Desert Isle Keeper
Guardians of the Haunted Moor
Guardians of the Haunted Moor is the fifth in Harper Fox’s series of Tyack and Frayne Mysteries. As always the author gives us a beautifully atmospheric work, with elements that took my breath away. In the prologue, Gideon Frayne describes his husband, Lee Tyack –
His beautiful west-coast lad was all the silver part of his spectrum today, a winter-beach pallor under his skin, his eyes full of strange lights.
In this, we see the strength of these tales and Ms. Fox’s work – she tells wonderful stories with writing that has the power to stun with its descriptive beauty. Guardians of the Moor returns us to the familiar ground of Bodmin Moor, and the village of Dark. It is home turf for these characters, policeman and paranormal advisor – and of course now loving husbands. This doesn’t make the tale any the less gruesome in places, but ensures emotions run high, causing this reader to blink back tears by the end of the first quarter.
Simply put, there are heart-breaking events at home for our heroes, and a gruesome murder on the eve of Guldize, the Pagan harvest home celebrations. The mixture of Pagan ritual, paranormal activities and nature is used in a way that makes the unbelievable believable – and the believable feel it’s missing something. As you read this tale – part investigation of the murder, part personal and paranormal revelation – you realise that the author is taking you on this journey so gently, with such poetics in the narrative structure, you will accept any outcome, be it paranormal, prosaic, or a combination of both.
These characters, Tyack and Frayne, are so well known to readers now (if you have read the series in order – and why wouldn’t you?), that you would be forgiven for thinking they might retreat a little for the sake of the plot, but they do not, which is as it should be. They are central as always, and Harper Fox illustrates metaphorically how relationships grow, change and strengthen through time and even hardship. There are some lovely new characters to meet in this episode – particularly Sergeant Pendower. He’s sort of the Cornish police’s answer to Mulder, or would that be Scully? Oh, and there’s Granny Ragwen, a character who drags along an ancient esoteric atmosphere in her wake. However, she raises a more human question regarding those with clairvoyant sensitivities such as Lee.
As always I do not want to give too much away – the linguistic path along which Harper Fox takes the reader and her characters is as enjoyable as the story itself. This is probably the only novella in this series that I feel cannot be read as a standalone. The emotional plotline packs a greater punch when read as part of the series.

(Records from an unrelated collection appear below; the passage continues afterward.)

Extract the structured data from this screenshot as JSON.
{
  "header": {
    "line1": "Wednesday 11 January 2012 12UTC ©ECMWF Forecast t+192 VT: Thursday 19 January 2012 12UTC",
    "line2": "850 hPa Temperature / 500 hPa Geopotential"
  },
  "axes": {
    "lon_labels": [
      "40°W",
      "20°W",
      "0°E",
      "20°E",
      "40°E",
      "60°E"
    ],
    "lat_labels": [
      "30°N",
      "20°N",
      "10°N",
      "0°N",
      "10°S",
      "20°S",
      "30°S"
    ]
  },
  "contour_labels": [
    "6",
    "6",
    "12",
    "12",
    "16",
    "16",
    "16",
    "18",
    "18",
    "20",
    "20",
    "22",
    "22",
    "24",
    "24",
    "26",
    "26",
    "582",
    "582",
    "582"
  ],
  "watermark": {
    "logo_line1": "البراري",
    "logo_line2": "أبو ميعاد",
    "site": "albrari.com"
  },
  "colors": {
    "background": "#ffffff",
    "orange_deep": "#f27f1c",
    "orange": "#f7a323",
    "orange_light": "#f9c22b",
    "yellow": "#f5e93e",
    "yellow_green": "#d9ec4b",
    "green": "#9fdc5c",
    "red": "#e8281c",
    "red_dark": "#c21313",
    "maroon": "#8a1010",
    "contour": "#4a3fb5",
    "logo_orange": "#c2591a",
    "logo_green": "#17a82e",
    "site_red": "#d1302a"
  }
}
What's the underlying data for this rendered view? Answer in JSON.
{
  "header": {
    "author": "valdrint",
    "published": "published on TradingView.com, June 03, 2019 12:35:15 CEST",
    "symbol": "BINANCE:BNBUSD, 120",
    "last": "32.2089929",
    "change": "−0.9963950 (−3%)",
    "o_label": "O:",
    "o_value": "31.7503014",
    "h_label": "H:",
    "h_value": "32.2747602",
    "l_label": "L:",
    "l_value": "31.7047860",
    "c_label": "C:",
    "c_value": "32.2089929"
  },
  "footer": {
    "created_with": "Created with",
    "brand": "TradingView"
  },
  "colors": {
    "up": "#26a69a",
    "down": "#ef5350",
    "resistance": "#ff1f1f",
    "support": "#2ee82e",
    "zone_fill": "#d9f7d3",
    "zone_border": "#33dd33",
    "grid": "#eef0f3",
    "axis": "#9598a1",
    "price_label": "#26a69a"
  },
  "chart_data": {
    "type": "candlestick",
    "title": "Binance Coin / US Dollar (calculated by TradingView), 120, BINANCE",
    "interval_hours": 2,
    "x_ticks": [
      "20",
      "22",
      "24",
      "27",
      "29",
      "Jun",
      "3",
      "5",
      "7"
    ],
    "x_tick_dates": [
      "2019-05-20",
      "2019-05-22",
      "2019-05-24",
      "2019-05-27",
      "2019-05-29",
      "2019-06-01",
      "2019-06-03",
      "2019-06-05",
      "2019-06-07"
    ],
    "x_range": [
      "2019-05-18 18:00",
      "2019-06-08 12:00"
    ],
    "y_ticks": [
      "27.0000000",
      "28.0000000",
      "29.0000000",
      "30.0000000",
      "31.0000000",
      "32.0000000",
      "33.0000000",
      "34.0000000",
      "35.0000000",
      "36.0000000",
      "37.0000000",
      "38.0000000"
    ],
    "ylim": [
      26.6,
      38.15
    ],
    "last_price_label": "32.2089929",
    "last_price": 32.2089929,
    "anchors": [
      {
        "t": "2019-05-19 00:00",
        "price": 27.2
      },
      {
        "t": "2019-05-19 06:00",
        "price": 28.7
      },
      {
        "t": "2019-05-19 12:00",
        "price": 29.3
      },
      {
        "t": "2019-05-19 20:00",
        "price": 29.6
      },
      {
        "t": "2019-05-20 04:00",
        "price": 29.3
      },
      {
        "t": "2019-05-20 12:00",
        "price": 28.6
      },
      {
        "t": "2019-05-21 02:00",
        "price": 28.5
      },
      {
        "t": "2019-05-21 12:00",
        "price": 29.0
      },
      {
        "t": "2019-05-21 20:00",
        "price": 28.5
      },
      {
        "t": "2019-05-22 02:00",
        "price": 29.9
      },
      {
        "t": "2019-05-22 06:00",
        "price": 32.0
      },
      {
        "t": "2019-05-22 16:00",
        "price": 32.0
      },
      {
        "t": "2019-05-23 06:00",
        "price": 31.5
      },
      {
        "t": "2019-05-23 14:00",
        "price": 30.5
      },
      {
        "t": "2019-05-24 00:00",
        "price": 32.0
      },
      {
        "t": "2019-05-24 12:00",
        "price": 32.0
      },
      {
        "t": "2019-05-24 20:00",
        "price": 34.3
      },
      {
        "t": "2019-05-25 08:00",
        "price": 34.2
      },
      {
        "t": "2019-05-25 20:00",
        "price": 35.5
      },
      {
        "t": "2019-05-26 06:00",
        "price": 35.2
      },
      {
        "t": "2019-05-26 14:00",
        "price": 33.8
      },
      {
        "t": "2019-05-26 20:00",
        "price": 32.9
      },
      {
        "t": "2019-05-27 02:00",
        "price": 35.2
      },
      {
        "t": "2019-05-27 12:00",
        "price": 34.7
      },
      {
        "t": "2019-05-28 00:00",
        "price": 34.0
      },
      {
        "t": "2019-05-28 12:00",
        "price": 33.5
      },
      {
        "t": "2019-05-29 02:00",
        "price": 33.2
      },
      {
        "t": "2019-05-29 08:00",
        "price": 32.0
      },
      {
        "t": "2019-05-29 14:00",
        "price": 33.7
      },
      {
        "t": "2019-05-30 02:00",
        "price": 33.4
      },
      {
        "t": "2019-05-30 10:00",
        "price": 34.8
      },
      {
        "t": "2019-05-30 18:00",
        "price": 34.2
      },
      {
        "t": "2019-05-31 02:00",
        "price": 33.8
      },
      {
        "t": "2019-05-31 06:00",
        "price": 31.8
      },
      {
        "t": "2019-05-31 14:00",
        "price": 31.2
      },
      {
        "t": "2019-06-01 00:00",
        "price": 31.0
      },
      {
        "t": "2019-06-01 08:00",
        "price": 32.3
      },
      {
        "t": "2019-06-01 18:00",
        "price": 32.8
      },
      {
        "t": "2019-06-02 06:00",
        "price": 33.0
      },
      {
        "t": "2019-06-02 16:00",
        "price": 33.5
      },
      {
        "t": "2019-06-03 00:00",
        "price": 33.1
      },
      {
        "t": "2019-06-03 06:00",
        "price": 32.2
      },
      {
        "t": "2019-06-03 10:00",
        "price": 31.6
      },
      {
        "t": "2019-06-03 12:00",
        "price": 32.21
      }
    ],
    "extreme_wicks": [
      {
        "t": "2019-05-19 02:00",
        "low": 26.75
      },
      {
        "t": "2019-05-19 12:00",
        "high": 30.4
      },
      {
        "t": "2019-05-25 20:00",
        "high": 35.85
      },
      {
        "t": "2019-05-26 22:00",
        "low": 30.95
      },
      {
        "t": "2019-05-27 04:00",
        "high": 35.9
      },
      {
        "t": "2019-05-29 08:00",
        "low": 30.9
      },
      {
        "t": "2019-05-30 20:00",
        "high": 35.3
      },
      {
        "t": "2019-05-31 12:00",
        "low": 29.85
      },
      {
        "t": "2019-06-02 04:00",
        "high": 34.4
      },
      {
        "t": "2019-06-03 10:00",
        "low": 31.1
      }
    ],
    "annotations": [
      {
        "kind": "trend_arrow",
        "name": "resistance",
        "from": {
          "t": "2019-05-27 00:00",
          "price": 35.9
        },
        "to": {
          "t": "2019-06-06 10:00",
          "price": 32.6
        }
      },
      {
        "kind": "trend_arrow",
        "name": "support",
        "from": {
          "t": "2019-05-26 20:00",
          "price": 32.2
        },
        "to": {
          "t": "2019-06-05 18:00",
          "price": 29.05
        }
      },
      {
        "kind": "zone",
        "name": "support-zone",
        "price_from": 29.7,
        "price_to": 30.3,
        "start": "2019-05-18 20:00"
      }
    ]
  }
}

In a novella where eyes lit by a fire become –
…dark eyes, lambent in the bonfire’s tawny blaze
And a policeman having a quiet moment –
He didn’t feel like a copper anymore – just a man, sharing a sunlit silence with the other half of his soul.
I remain beguiled by this author’s use of language and skill and am eagerly looking forward to the next full length book in this series, Preacher, Prophet, Beast, which is due for release in April, 2017.